Dengue Hemorrhagic Fever (DHF) is one of the eight communicable diseases
which cause high mortality in children in Indonesia. Since the first outbreak in 1968, incidence
rate of DHF has been significantly increasing. The highest number of DHF cases is
reported in 1988, with 47,573 cases mostly from the island of Java. DHF is also spreading
from 2 regencies in 1968 to 187 regencies in 1992 throughout all the 27 provinces in Indonesia.
The Case Fatality Rate (CFR) of DHF in hospital has been gradually decreasing from 41.3%
in 1968 to 2.9% in 1992. The number of DHF cases increases mostly during the rainy season
(November-January).
Since 1976, all of the four Dengue serotypes have been isolated from patients clinically
diagnosed as DHF. Dengue-3 and Dengue-2 are interchangeable the dominant serotypes.
Aedes aegypti, as the main vector, is found to be wide spread both in houses as well as in
public places with House Index in 7 cities decreasing from 36% in 1986 to 28% in 1992.

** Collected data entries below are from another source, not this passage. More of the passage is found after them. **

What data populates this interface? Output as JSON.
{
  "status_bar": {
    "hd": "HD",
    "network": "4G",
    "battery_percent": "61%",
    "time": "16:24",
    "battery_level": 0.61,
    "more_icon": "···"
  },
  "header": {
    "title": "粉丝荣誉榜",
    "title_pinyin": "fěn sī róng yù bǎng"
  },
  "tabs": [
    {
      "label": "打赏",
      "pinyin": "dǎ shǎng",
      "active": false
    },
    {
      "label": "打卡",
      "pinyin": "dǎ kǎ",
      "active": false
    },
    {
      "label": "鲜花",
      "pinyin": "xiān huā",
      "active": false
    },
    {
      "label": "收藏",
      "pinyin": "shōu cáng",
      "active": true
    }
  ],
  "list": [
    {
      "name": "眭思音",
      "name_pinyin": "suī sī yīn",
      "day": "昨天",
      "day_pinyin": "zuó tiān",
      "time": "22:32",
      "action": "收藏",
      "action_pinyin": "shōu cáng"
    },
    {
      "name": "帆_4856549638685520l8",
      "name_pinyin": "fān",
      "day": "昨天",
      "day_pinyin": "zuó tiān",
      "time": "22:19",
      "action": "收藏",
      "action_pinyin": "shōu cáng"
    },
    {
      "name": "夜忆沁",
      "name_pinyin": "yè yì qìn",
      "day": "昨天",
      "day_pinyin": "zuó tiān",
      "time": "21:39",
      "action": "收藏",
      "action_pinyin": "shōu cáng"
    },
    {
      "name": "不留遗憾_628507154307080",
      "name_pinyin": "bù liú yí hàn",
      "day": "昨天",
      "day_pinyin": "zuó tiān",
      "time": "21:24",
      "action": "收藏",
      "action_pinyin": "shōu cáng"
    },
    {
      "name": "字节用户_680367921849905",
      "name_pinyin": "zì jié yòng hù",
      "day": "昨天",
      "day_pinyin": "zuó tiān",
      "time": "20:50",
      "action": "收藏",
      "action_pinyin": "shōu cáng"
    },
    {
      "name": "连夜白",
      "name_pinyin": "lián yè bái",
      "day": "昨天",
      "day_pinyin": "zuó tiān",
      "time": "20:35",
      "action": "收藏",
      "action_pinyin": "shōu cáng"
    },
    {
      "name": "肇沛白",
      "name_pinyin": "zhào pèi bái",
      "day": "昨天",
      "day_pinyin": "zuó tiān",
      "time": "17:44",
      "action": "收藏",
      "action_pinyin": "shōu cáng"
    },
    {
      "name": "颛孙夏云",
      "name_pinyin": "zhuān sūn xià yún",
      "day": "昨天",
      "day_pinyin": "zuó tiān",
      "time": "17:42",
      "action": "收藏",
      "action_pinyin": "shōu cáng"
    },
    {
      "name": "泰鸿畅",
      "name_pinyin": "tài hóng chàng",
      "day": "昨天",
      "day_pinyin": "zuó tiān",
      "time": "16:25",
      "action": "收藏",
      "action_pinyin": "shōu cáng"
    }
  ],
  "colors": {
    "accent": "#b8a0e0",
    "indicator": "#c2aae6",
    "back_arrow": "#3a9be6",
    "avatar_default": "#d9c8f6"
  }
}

Control and prevention of DHF is based on community participation through village
cadres to eliminate breeding places all year around, mass fogging before the expected
transmission season, fogging focus in the DHF premises and surrounding places.
The future trend of DHF, 1993-1998 is predicted to have the same Incidence Rate,
decrease of CFR, due to improvement of water supply, community participation, early
diagnosis and treatment and development of probable Dengue vaccine.